The signal intensity plateau on the T2-weighted scan (TE/TR = 80/3000), Fig. 3.2B , occurs at much lower contrast agent concentration. Because TR is so long, the only real effect of the contrast agent is to reduce (rather than increase) signal intensity on this T2-weighted scan. However, this negative contrast can also be medically useful, and certain contrast agents (notably, the iron oxide particles) create negative contrast exactly by providing enhanced T2 relaxation, and thus darker images on T2-weighted scans.

Increasing the relaxivity ( r ₁ or r ₂ ) will have the effect of pushing the simulated curves in Fig. 3.2A to the left, which means that peak signal and subsequent signal loss will occur at lower contrast agent concentrations. A more linear response of signal to contrast agent can be achieved with a fast three-dimensional (3D) spoiled gradient recalled echo (GRE) sequence.

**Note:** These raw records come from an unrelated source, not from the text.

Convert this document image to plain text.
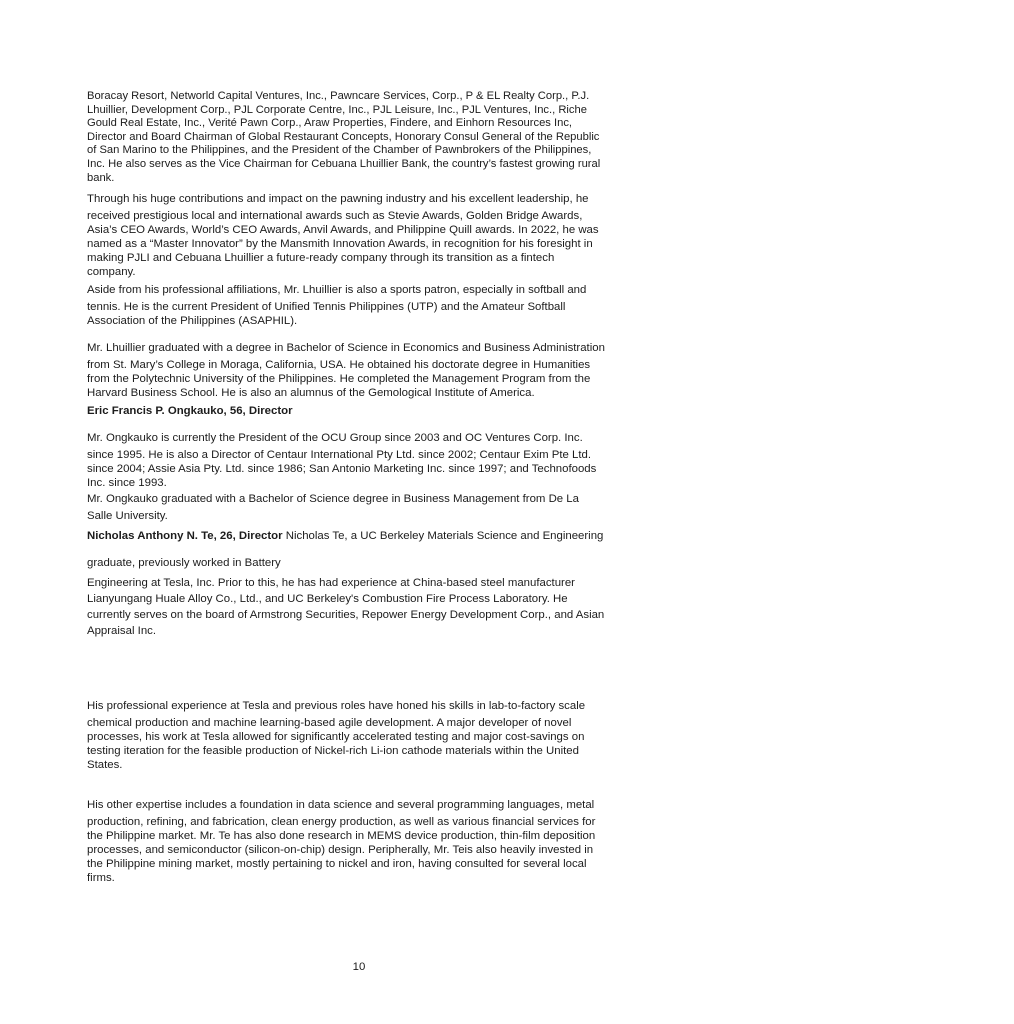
Boracay Resort, Networld Capital Ventures, Inc., Pawncare Services, Corp., P & EL Realty Corp., P.J.
Lhuillier, Development Corp., PJL Corporate Centre, Inc., PJL Leisure, Inc., PJL Ventures, Inc., Riche
Gould Real Estate, Inc., Verité Pawn Corp., Araw Properties, Findere, and Einhorn Resources Inc,
Director and Board Chairman of Global Restaurant Concepts, Honorary Consul General of the Republic
of San Marino to the Philippines, and the President of the Chamber of Pawnbrokers of the Philippines,
Inc. He also serves as the Vice Chairman for Cebuana Lhuillier Bank, the country’s fastest growing rural
bank.

Through his huge contributions and impact on the pawning industry and his excellent leadership, he
received prestigious local and international awards such as Stevie Awards, Golden Bridge Awards,
Asia’s CEO Awards, World’s CEO Awards, Anvil Awards, and Philippine Quill awards. In 2022, he was
named as a “Master Innovator” by the Mansmith Innovation Awards, in recognition for his foresight in
making PJLI and Cebuana Lhuillier a future-ready company through its transition as a fintech
company.

Aside from his professional affiliations, Mr. Lhuillier is also a sports patron, especially in softball and
tennis. He is the current President of Unified Tennis Philippines (UTP) and the Amateur Softball
Association of the Philippines (ASAPHIL).

Mr. Lhuillier graduated with a degree in Bachelor of Science in Economics and Business Administration
from St. Mary’s College in Moraga, California, USA. He obtained his doctorate degree in Humanities
from the Polytechnic University of the Philippines. He completed the Management Program from the
Harvard Business School. He is also an alumnus of the Gemological Institute of America.

Eric Francis P. Ongkauko, 56, Director

Mr. Ongkauko is currently the President of the OCU Group since 2003 and OC Ventures Corp. Inc.
since 1995. He is also a Director of Centaur International Pty Ltd. since 2002; Centaur Exim Pte Ltd.
since 2004; Assie Asia Pty. Ltd. since 1986; San Antonio Marketing Inc. since 1997; and Technofoods
Inc. since 1993.

Mr. Ongkauko graduated with a Bachelor of Science degree in Business Management from De La
Salle University.

Nicholas Anthony N. Te, 26, Director Nicholas Te, a UC Berkeley Materials Science and Engineering

graduate, previously worked in Battery

Engineering at Tesla, Inc. Prior to this, he has had experience at China-based steel manufacturer
Lianyungang Huale Alloy Co., Ltd., and UC Berkeley's Combustion Fire Process Laboratory. He
currently serves on the board of Armstrong Securities, Repower Energy Development Corp., and Asian
Appraisal Inc.

His professional experience at Tesla and previous roles have honed his skills in lab-to-factory scale
chemical production and machine learning-based agile development. A major developer of novel
processes, his work at Tesla allowed for significantly accelerated testing and major cost-savings on
testing iteration for the feasible production of Nickel-rich Li-ion cathode materials within the United
States.

His other expertise includes a foundation in data science and several programming languages, metal
production, refining, and fabrication, clean energy production, as well as various financial services for
the Philippine market. Mr. Te has also done research in MEMS device production, thin-film deposition
processes, and semiconductor (silicon-on-chip) design. Peripherally, Mr. Teis also heavily invested in
the Philippine mining market, mostly pertaining to nickel and iron, having consulted for several local
firms.

10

This is seen in Fig. 3.2C , where signal intensity is plotted versus contrast agent concentration using the same tissue relaxation times and relaxivities as in Fig. 3.2A and B for a typical fast 3D spoiled GRE sequence, TE/TR/flip = 2.2/9.0/40 degrees. The short TR and very short TE ensure that signal intensity increases across the entire concentration range. At high concentration, the effect of the contrast agent is becoming nonlinear, but the signal is still increasing with increasing contrast agent concentration.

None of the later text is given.